Pourtant, derrière son apparente simplicité, cette procédure exige rigueur et vigilance.
Mal maîtrisée, elle peut être refusée par l’administration ou contestée devant les prud’hommes.
Voici l’essentiel à connaître pour sécuriser votre rupture conventionnelle en France en 2026.
Qu’est-ce qu’une rupture conventionnelle ?
Définie par l’article L1237-11 du Code du travail, la rupture conventionnelle du CDI permet à l’employeur et au salarié de convenir ensemble des conditions de fin du contrat de travail.
Distincte du licenciement et de la démission, elle ne peut être imposée par aucune des parties et repose sur un consentement libre et éclairé.
Attention : elle n’est pas applicable aux conventions tripartites organisant une mobilité intergroupe.

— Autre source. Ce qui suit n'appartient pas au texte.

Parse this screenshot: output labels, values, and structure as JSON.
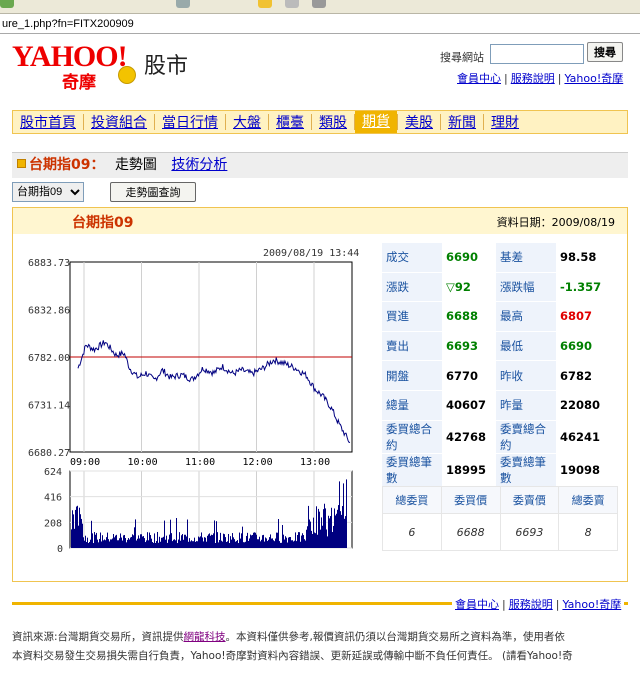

L’entretien préalable : étape déterminante
L’article L1237-12 du code du travail impose la tenue d’un ou plusieurs entretiens préalables.
Le salarié peut s’y faire assister par un collègue, un représentant du personnel ou, à défaut, par un conseiller du salarié inscrit sur liste préfectorale.
L’employeur ne peut être assisté que si le salarié l’est lui-même, et après information préalable.
Bonne nouvelle pour les délais serrés : aucun délai légal n’est exigé entre l’entretien et la signature de la convention, qui peuvent intervenir le même jour.
Toutefois, l’assistance de l’employeur peut entraîner la nullité de la rupture si elle a engendré une pression sur le salarié venu seul.
La convention de rupture et l’indemnité
La convention fixe :
- Le montant de l’indemnité de rupture conventionnelle, qui ne peut être inférieur à l’indemnité légale de licenciement
- La date de rupture du contrat, postérieure à l’homologation
- Les modalités de la séparation
La remise d’un exemplaire au salarié est obligatoire, sous peine de nullité.
Cette formalité garantit l’exercice éclairé du droit de rétractation.
Délai de rétractation : 15 jours calendaires
Chaque partie dispose d’un délai de rétractation de 15 jours calendaires à compter de la signature, exercé par tout moyen attestant de la date de réception.
L’absence de date sur la convention entraîne sa nullité, faute de pouvoir déterminer le point de départ de ce délai.
L’homologation par la DREETS
Après le délai de rétractation, la demande d’homologation est adressée à la DREETS, qui dispose de 15 jours ouvrables pour vérifier le respect des conditions légales. Sans réponse, l’homologation est tacitement acquise.
Vices du consentement et contestation
Le vice du consentement peut être invoqué par les deux parties.
La Cour de cassation a annulé une rupture conventionnelle signée dans un contexte de harcèlement moral caractérisé.
À l’inverse, un arrêt du 19 juin 2024 a reconnu le dol côté employeur lorsqu’un salarié dissimule volontairement des informations déterminantes.
Le délai de contestation devant le conseil de prud’hommes est de 12 mois à compter de l’homologation.
En cas d’annulation, la rupture produit les effets d’un licenciement sans cause réelle et sérieuse, avec restitution des sommes perçues.
Transaction post-rupture : possible mais encadrée
Une transaction peut être conclue après l’homologation, à condition qu’elle règle un différend portant sur l’exécution du contrat et non sur sa rupture.
Conclusion
Menée avec transparence et méthode, la rupture conventionnelle préserve les intérêts des deux parties et prévient les contentieux. Son efficacité repose sur la bonne foi, la loyauté et le strict respect du cadre légal.
Un atout pour la marque employeur et l’expérience collaborateur, même au moment du départ.